Haziq Kamaruddin

Personal information
- Full name: Haziq bin Kamaruddin
- Nationality: Malaysian
- Born: 4 July 1993 Johor Bahru, Johor, Malaysia
- Died: 14 May 2021 (aged 27) Kajang, Selangor, Malaysia
- Resting place: Taman Koperasi Serkam Darat Cemetery, Merlimau, Melaka

Sport
- Country: Malaysia
- Sport: Archery

Medal record
Men's recurve archery
Representing Malaysia
Asian Games
| Silver medal – second place | 2014 Incheon | Men's team |
Asian Archery Championships
| Gold medal – first place | 2011 Tehran | Team |
| Bronze medal – third place | 2017 Dhaka | Team |
SEA Games
| Gold medal – first place | 2011 Jakarta Palembang | Team |
| Gold medal – first place | 2013 Naypyitaw | Team |
| Gold medal – first place | 2015 Singapore | Team |
| Gold medal – first place | 2017 Kuala Lumpur | Team |
| Silver medal – second place | 2015 Singapore | Individual |
| Silver medal – second place | 2019 Philippines | Team |

= Haziq Kamaruddin =

Malaysian archer (1993–2021)

Haziq Kamaruddin (4 July 1993 – 14 May 2021) was a Malaysian sport archer.

==Personal life==
Haziq was born in Johor Bahru, Johor. A son of Kamaruddin Yusof, he studied at the University of Malaya. He married Shahira Abdul Halim and the couple had no children.

==Sport career==
Haziq was a Malaysia's recurve men's team archer and two-time Olympian who had competed the archery event in the London 2012 and Rio 2016 Olympic Games. He also participated in World Archery Championships for four times from 2011 to 2017. Haziq also won gold medals at the 2011 Asian Archery Championships in Tehran, as well as the gold medal at the 2011 Asian Grand Prix in Laos and the bronze at the 2019 Asia Cup in the Philippines. Beside that he won four gold and two silver medals in both individual and team events in the SEA Games from 2011 until 2019.

==Awards==
Haziq was picked as the recipient of the Johor Athlete Award 2011. Haziq together with Cheng Chu Sian and Khairul Anuar Mohamad made-up the Malaysia men's archery team which was honour as the National Men's Team of the Year in the National Sports Awards 2011. Haziq and national diving athlete Pandelela Rinong was respectively named the Bukit Jalil Sports School Sportsman and Sportswoman for 2012. In 2013, he was named Best Young Athlete at the 2012 Sportswriters Association of Malaysia (SAM)-100PLUS Award.

== Death ==
Haziq, aged 27, had collapsed after performing subuh prayer of the second day of the Hari Raya Aidilfitri at his house in Kajang before being rushed and pronounced dead at Kajang Hospital at 9.37 am. on 14 May 2021. As the post-mortem was being carry out at the hospital, social media has been abuzz with many speculations connecting his death cause to the COVID-19 pandemic and the vaccination programme which Haziq had just completed, with the second dose of the Pfizer-BioNTech vaccine on 4 May meant for athletes and officials in preparations for the forth coming Tokyo 2020 Olympic Games.
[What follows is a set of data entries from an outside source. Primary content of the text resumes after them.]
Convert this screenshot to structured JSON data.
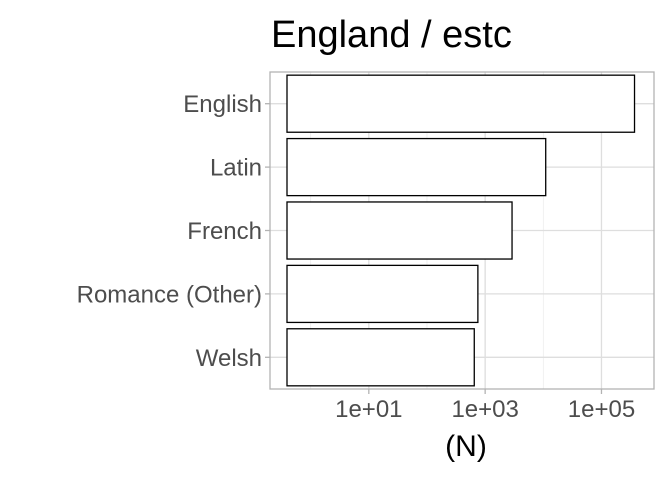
{
  "chart_data": {
    "type": "bar",
    "orientation": "horizontal",
    "title": "England / estc",
    "xlabel": "(N)",
    "ylabel": "",
    "x_scale": "log10",
    "xlim": [
      0.2,
      800000
    ],
    "x_ticks": [
      {
        "value": 10,
        "label": "1e+01"
      },
      {
        "value": 1000,
        "label": "1e+03"
      },
      {
        "value": 100000,
        "label": "1e+05"
      }
    ],
    "categories": [
      "English",
      "Latin",
      "French",
      "Romance (Other)",
      "Welsh"
    ],
    "values": [
      370000,
      11000,
      2900,
      750,
      650
    ],
    "grid": true,
    "legend": "none",
    "colors": {
      "bar_fill": "#ffffff",
      "bar_stroke": "#000000",
      "grid": "#dedede",
      "panel_border": "#b3b3b3"
    }
  }
}
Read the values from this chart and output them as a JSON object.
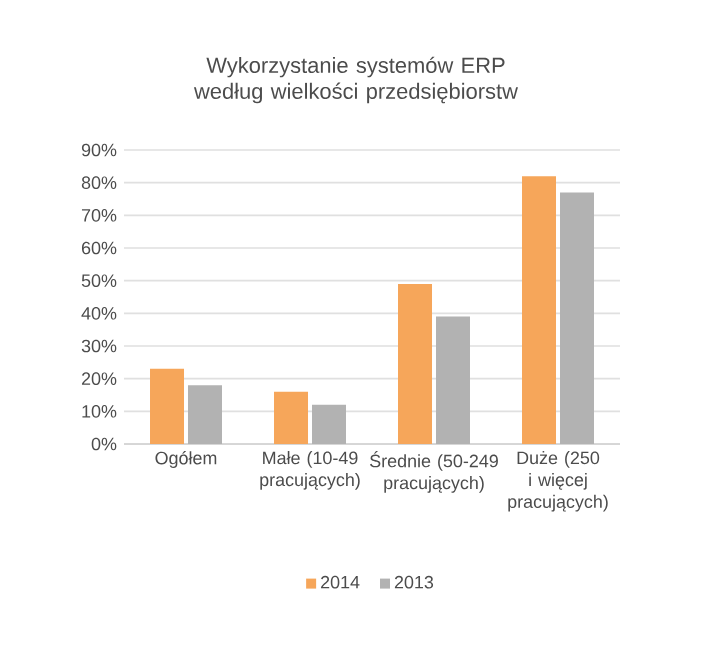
{
  "chart_data": {
    "type": "bar",
    "title": "Wykorzystanie systemów ERP według wielkości przedsiębiorstw",
    "categories": [
      "Ogółem",
      "Małe (10-49 pracujących)",
      "Średnie (50-249 pracujących)",
      "Duże (250 i więcej pracujących)"
    ],
    "series": [
      {
        "name": "2014",
        "color": "#f6a65a",
        "values": [
          23,
          16,
          49,
          82
        ]
      },
      {
        "name": "2013",
        "color": "#b2b2b2",
        "values": [
          18,
          12,
          39,
          77
        ]
      }
    ],
    "ylim": [
      0,
      90
    ],
    "yticks": [
      {
        "value": 0,
        "label": "0%"
      },
      {
        "value": 10,
        "label": "10%"
      },
      {
        "value": 20,
        "label": "20%"
      },
      {
        "value": 30,
        "label": "30%"
      },
      {
        "value": 40,
        "label": "40%"
      },
      {
        "value": 50,
        "label": "50%"
      },
      {
        "value": 60,
        "label": "60%"
      },
      {
        "value": 70,
        "label": "70%"
      },
      {
        "value": 80,
        "label": "80%"
      },
      {
        "value": 90,
        "label": "90%"
      }
    ],
    "grid": "y",
    "legend": "bottom"
  }
}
The National Sports Council (NSC) instead had said that Haziq's body was tested negative for COVID-19 His body was taken to his wife's hometown in Merlimau, Melaka for prayers at Surau Al-Taqwa before burial at the Taman Koperasi Serkam Darat Cemetery, at 1.40 am in accordance with COVID-19 standard operating procedure (SOP) of the on-going Movement Control Order (MCO). The Ministry of Health (MOH), had finally issued a statement later after his burial, explaining that Haziq's death was not related to COVID-19 infection nor its vaccination and was due to complications arising from clogged heart blood vessels due to coronary artery atherosclerosis as shown by the post-mortem result.